Europe’s hotel industry posted solid growth across the three key performance metrics during 2017, according to data from STR.
Euro constant currency, 2017 vs. 2016
- Occupancy: +2.4% to 71.9%
- Average daily rate (ADR): +3.1% to EUR110.51
- Revenue per available room (RevPAR): +5.6% to EUR79.46
Local currency, 2017 vs. 2016
• Occupancy: +3.9% to 74.3%
• ADR: +5.3% to EUR117.93
• RevPAR: +9.4% to EUR87.57
STR analysts noted that the absolute occupancy level was well above historical averages in the Netherlands. The country’s overall performance growth was driven by its key market, Amsterdam, where occupancy was up 4.1% to 81.5% and ADR grew 6.0% to EUR143.91. A pair of events lifted Amsterdam’s performance in September. The IBC entertainment and technology conference, which drew a record crowd, led to an average occupancy of more than 90% with rate increases ranging between 41% and 67% over a five-day period. The European Photovoltaic Solar Energy and Exhibition (EU PVSEC) also helped push occupancy above 90% on four straight nights near the end of September.
- Occupancy: +0.7% to 74.6%
- ADR: +8.0% to EUR114.41
- RevPAR: +8.8% to EUR85.29
The country’s occupancy and rate levels were well above long-term averages in Spain. The occupancy growth came even with relatively flat total-year occupancy in Barcelona (-0.1% to 76.7%). Barcelona saw three consecutive months of year-over-year RevPAR declines following the Catalan Independence Referendum. Earlier in the year, performance growth was strong, thanks in part to events such as the Barcelona International Comics Fair (April), European Society of Cardiology Congress (August), International Epilepsy Congress (September) and the Congress for European Society of Organ Transplantation (September). United European Gastroenterology Week (October/November) helped performance after unrest began around the time of the referendum.

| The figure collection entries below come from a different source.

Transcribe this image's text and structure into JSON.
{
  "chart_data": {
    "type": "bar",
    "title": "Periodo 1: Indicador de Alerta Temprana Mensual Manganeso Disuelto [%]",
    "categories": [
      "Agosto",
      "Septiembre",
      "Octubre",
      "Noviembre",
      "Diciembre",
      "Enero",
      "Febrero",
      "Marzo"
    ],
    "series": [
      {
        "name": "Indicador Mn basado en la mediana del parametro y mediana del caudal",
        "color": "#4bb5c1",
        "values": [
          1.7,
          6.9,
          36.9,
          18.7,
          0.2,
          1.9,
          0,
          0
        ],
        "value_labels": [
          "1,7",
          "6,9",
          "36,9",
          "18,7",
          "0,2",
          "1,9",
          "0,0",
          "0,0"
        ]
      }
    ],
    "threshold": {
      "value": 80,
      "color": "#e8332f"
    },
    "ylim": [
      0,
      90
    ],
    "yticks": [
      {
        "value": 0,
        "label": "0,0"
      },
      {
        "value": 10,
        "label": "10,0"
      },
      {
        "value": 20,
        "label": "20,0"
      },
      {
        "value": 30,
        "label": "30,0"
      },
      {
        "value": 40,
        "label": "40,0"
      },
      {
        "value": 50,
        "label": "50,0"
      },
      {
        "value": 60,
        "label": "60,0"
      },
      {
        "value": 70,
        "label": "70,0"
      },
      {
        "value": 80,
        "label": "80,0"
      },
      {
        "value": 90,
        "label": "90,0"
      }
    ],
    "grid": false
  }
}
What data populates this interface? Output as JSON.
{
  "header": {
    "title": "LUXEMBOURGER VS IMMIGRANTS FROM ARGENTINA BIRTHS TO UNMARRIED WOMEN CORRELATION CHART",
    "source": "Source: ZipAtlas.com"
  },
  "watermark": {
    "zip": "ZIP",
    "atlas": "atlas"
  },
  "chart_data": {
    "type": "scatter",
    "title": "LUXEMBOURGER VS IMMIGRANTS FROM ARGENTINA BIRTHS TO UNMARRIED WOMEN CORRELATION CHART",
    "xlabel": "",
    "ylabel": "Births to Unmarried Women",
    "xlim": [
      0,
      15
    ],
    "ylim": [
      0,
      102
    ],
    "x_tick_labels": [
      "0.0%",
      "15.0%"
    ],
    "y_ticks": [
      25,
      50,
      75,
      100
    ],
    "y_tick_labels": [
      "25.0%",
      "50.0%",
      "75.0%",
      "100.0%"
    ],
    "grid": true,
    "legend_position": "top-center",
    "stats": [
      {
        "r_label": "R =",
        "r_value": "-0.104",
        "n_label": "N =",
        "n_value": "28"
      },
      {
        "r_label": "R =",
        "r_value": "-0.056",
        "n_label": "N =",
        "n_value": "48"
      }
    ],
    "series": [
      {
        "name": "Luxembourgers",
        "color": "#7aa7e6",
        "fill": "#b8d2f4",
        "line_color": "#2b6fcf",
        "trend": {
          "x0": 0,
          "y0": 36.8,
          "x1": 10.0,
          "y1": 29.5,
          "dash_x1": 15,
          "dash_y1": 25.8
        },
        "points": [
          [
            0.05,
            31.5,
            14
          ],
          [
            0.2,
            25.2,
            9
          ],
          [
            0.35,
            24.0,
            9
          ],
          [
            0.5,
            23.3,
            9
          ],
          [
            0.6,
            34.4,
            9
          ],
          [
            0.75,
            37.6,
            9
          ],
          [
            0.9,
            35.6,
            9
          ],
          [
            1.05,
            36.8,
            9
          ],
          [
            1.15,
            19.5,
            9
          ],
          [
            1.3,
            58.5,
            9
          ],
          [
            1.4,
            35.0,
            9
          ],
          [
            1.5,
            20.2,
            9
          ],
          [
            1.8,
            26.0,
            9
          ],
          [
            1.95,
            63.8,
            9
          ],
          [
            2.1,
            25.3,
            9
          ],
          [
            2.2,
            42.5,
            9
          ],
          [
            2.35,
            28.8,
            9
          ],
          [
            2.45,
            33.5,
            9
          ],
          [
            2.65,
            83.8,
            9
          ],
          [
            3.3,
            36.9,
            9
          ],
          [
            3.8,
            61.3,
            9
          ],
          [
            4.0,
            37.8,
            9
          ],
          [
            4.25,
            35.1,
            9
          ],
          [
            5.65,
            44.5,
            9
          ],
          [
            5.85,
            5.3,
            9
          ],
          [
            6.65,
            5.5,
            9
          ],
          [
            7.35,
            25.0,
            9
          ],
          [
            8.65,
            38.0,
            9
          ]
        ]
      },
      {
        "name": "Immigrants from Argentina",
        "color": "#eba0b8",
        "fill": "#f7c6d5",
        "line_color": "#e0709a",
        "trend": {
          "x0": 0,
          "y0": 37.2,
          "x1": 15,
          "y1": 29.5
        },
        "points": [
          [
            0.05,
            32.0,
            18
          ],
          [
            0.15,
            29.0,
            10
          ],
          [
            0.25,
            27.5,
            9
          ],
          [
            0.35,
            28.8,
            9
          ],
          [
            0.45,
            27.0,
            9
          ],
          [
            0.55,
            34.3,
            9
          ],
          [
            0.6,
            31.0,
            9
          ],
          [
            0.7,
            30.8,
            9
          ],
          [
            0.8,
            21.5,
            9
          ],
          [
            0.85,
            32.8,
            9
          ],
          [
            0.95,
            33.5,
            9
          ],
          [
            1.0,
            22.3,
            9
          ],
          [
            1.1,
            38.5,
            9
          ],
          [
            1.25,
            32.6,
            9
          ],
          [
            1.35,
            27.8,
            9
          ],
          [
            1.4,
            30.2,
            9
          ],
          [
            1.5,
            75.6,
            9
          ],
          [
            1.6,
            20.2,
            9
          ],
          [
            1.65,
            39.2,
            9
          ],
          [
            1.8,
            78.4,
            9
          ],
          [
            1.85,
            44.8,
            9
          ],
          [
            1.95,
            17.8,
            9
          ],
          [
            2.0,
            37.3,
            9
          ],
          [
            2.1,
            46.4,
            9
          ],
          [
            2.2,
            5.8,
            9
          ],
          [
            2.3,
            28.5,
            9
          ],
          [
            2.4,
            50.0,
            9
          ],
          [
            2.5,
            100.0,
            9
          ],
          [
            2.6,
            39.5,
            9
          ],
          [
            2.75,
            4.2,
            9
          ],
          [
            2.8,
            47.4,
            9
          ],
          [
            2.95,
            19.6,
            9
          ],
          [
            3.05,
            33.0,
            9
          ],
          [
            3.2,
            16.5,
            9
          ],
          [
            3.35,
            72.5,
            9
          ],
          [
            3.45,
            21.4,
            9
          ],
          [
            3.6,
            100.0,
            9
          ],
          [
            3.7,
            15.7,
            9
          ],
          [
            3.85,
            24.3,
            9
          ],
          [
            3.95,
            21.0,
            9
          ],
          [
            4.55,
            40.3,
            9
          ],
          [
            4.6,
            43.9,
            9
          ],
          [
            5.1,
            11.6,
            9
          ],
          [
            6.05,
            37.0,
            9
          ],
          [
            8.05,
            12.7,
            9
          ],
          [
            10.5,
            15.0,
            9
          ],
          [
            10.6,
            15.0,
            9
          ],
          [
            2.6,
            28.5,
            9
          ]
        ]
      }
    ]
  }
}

- Occupancy: +0.5% to 77.4%
- ADR: +3.6% to GBP92.32
- RevPAR: +4.1% to GBP71.49
The U.K.’s year-end performance figures were mainly the result of a record-breaking first half, as STR reported in August. Following the results of the June 2016 referendum to leave the European Union, the British pound was devalued considerably against the dollar and the euro. In the short term, this proved to be very positive for U.K. hoteliers, as the favorable exchange rate attracted an influx of international tourists, and provided a boost in domestic tourism as traveling to other countries became less affordable for U.K. residents. Performance figures for the final months of 2017 showed that the “Brexit effect” appears to be waning, as the pound continues to climb back in value. While occupancy levels decreased slightly for seven straight months to end the year, ADR grew year over year in each month of 2017. London hotels posted a 4.1% increase in ADR for the year, with relatively flat occupancy that was heavily affected by strong, continued supply growth. The U.K. capital also showed resilience in the wake of multiple terror attacks in 2017, with minimal impact on hotel performance following each instance.